Because wood is composed almost entirely of structural polysaccharides (primarily cellulose) few animals can digest it, let alone thrive on it. Most animals that do subsist on wood require endosymbiotic microorganisms in their digestive tracts to aid in the digestion of structural polysaccharides. Several species of catfishes (family Loricariidae) from the Amazonian basin (South America) were recently described as being “wood-eating”, or “xylivorous”. However, beyond some cursory analyses of gut contents and digestive enzyme activities, little is known about these animals and whether they can digest wood. In this dissertation I explored the structure and function of the digestive tract in four species of loricariid catfishes: three xylivorous species ( Panaque cf. nigrolineatus “Marañon”, P. nocturnus, and Hypostomus pyrineusi) and one detritivorous species (Pterygoplichthys disjunctivus) that represents the common feeding mode of the family. Thus, I was able to examine whether the xylivorous species had specializations of the digestive tract affording them the ability to digest wood in comparison to the non-xylivorous, detritivorous species.
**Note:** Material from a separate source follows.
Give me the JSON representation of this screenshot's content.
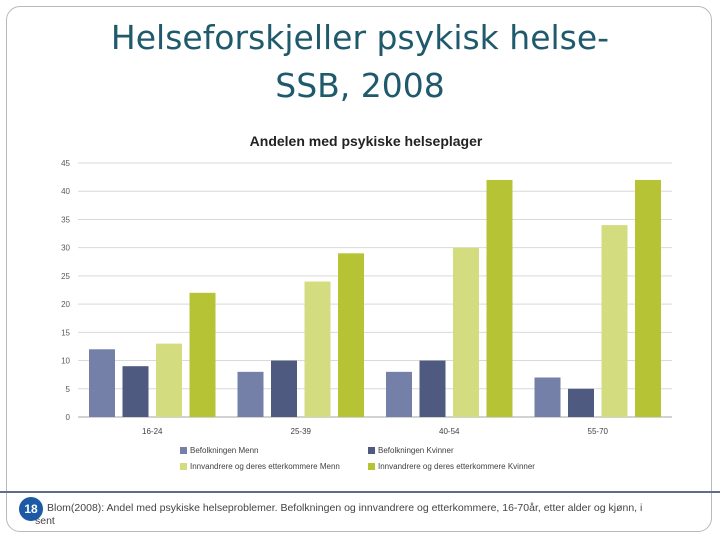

I measured several aspects of the fishes' gut morphology, including intestinal folding patterns, microvilli surface area, pH and redox potentials, and microbial diversity in different regions of the gut. I also measured the activity levels of 14 digestive enzymes in the guts of the fish, and determined the sources of these enzymes: endogenous (produced by the fish) vs. exogenous (produced by microbes). These data were then compared to concentrations of microbial fermentative end products, called short chain fatty acids (SCFAs), and soluble carbohydrate profiles in the intestinal fluids of the fish to determine where microbes might be most active, and where nutrients were being hydrolyzed and absorbed. And finally, I measured the ability of captive fish to digest wood, to grow on it, and how quickly the fish pass wood through their digestive tracts.
The results of these analyses suggested that, unlike termites, the alleged xylivorous catfishes of the Amazon cannot digest the fibrous components of wood in their digestive tracts. I found no evidence that they harbored endosymbionts in their guts capable of digesting the structural polysaccharides of wood. And, the laboratory feeding trials showed that the fish could not assimilate significant amounts of fiber or energy from wood, resulting in the fish losing weight on a wood diet. The fishes' entire feeding strategy, ranging from intake, to gut passage rates, digestive enzyme activities, intestinal morphology, soluble carbohydrate profiles, and levels of SCFAs throughout the gut suggest that the fish eat as much as they can, pass it through the digestive tract quickly, and assimilate the soluble, non-fibrous components available to them. Unlike many other wood-eating animals (e.g., termites, beavers), these fishes consume decaying wood in aquatic systems; decaying wood is in the process of being degraded by microbes, which produce soluble degradation products (e.g., β-glucosides) that the fish can actually digest and assimilate. Thus, rather than harboring endosymbiotic microorganisms to digest wood fiber within their guts, the fish rely on microbial decomposition occurring in the environment. In this vein, the wood-eating catfishes are actually detritivores like so many other loricariid catfishes.